You can also get SIM only contracts on 30 day deals – these are a great option for those who want all the benefits of a monthly phone contract without the commitment.
What is the difference between SIM only and a Pay as You Go SIM?
With a Pay as You Go SIM, the user has to ‘top-up’ the phone with credit whenever they run low. Although some Pay as You Go deals offer bundles of minutes, texts and data, you’re usually charged per minute, text or MB and this is deducted from the credit that’s available on your phone. Pay as You Go can be quite expensive for regular phone users – especially those who like to browse on their phone.
SIM only contracts don’t require you to top up – you pay a monthly regular payment by direct debit and your tariff allowance is renewed each month.

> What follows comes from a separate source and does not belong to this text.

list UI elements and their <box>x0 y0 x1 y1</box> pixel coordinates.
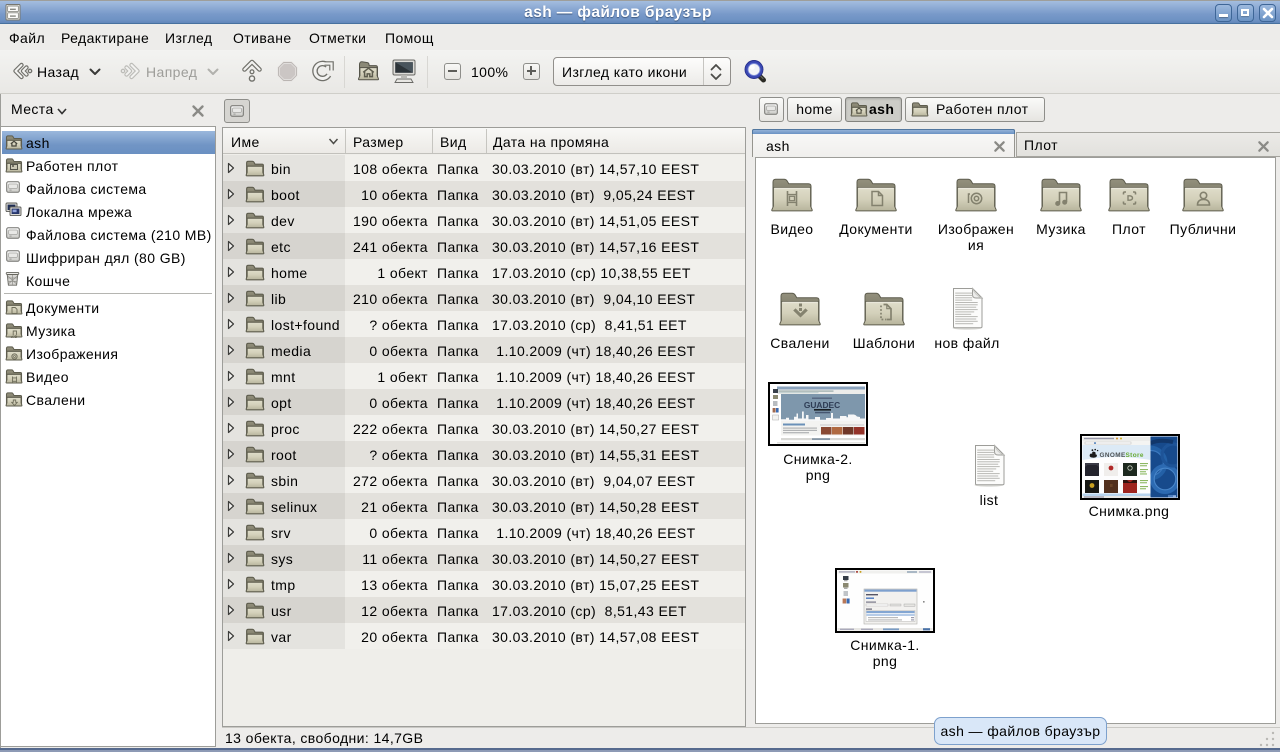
svg-text:GNOME: GNOME <box>1100 452 1126 459</box>
svg-text:Store: Store <box>1126 452 1144 459</box>
svg-text:GUADEC: GUADEC <box>804 400 840 410</box>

They work in the same way as a regular phone contract, although there is no handset included.
What is the difference between 30 Day SIM only and 12 Month SIM only?
With a 12 month SIM only plan, you will need to sign a contract committing to pay the set amount each month for 12 months. Most networks offer 12 month SIM only plans at a reduced price as a reward for choosing to be with that network for 12 months.
However, with a 30 day SIM only, there is no contract – meaning that you can cancel or change your plan at any time without needing to pay a fee. 30 day SIM only contracts also tend to have more lenient credit checks, meaning that they’re a great option for people looking to build their credit rating in order to get a regular contract.
Which networks offer SIM Only Deals?
Almost all of the main UK networks offer a range of 30 day and 12 month SIM only deals, including EE, Three, Vodafone, O2, BT Mobile, Virgin Mobile, Tesco Mobile, TPO, iD, and Mobile by Sainsbury’s.
What are the benefits of SIM only?
One of the main benefits of SIM only is that it’s cheap – there’s no need to cover the cost of a new handset. They’re also great for people who don’t want to be tied into a long contract or don’t want to commit to a contract at all. Because 30 day SIM only contracts don’t require a strict credit check, they’re also beneficial to people who have poor credit and want a phone contract.
So, now you know all about SIM only contracts! If it seems like something you would benefit from, we’re sure you’ll find a great deal – there are loads to choose from!